Ces presque adultes.

Comme ça, d’un coup, un grand mystère qui se dévoile sous mes yeux.

Mardi 28 novembre

Deux jours d’arrêt, le Covid de cette année a décidé de me monter un festival techno sous le crâne. Dans ces moments, je me répète en mantra la phrase de ma mère « La terre ne s’arrêtera pas de tourner si tu n’es pas là. »

Il n’empêche. Impression étrange d’être celui qui, justement, est statique pendant que le monde poursuit sa course. C’est déjà le cas lorsque j’abandonne un de mes établissements une demi-journée et que j’y reviens. Il s’y est tant passé. Je reste un passager, qui saute d’une classe, d’un lieu, d’une histoire à l’autre.

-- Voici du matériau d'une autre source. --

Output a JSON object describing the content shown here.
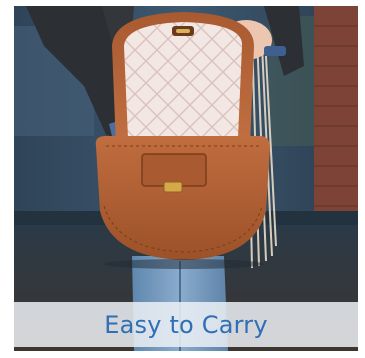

Dans Doctor Who, David Tennant, qui jouait l’une de ses précédentes incarnations, est revenu. Est-ce cela que l’on ressent, quand on saute un peu partout dans le temps et l’espace ? Cette exaltation, mêlée d’un minuscule fond de tristesse, de louper ce truc idiot, mais fondateur : le quotidien qui, tranquillement, se déploie et fonde les moments importants.

Lundi 27 novembre

Le premier trimestre s’achève. C’est à peu près là que s’était arrêtée mon expérience lors de mon unique remplacement en lycée, il y a deux ans. Désormais, c’est terra incognita. Et certitude : enseigner au collège et enseigner au lycée sont deux expériences radicalement différentes. Si la charge mentale reste aussi importante, elle n’est plus du tout répartie de la même façon. C’est plus le petit point précis de préparation de cours, la phrase qui permettra d’exprimer clairement le concept que je veux faire comprendre aux élèves qui occupe mes pensées, plutôt que comprendre comment faire de ces élèves qui ne savent pas forcément pourquoi ils sont là un groupe qui fonctionne ensemble, chacun avec son individualité.
Selon que l’on commence en lycée ou en collège, je soupçonne que la vision du métier doit être bien différente.

Encore une fois, impression de mener un métier mosaïque. Peut-être s’agit-il là aussi d’une des raisons pour lesquelles on peine à se mobiliser. J’ai travaillé dans d’autres domaines, et jamais n’ai eu l’impression que les expériences sont aussi disparates que dans le boulot d’enseignant. Créer une unité entre un prof remplaçant entre deux lycées – par exemple – et une autre qui enseigne depuis des années dans un collège, c’est aussi un truc bien complexe. Nul doute que nos gouvernants ne s’y trompent pas.

Le premier trimestre s’achève, je reprends mon souffle, un peu hors d’haleine. Ce qui m’attend désormais est un grand mystère. Ça tombe bien : j’aime l’aventure.

Samedi 25 novembre

Hier, retour dans le collège où j’ai enseigné l’année dernière. Sourires de collègues, sourires d’élèves. Énormément de bons souvenirs. Pas de regrets. C’est arrivé, ça m’a changé pour le meilleur, pour une immense majorité.

Et j’ai la vanité de penser que j’ai aussi apporté du bon. Parce que j’ai eu la chance, l’immense chance, d’avoir la confiance d’élèves. Les petits sixièmes, devenus des cinquièmes. Ils ont les yeux toujours aussi joyeux, ils ont toujours l’air aussi doux, toujours aussi forts.
Les quatrièmes, devenus troisièmes. À leurs places. Avec une posture, une aisance que je n’ai jamais vu jusque là qu’aux lycéens.

Parfois, sans aucun doute possible, nous faisons du bien.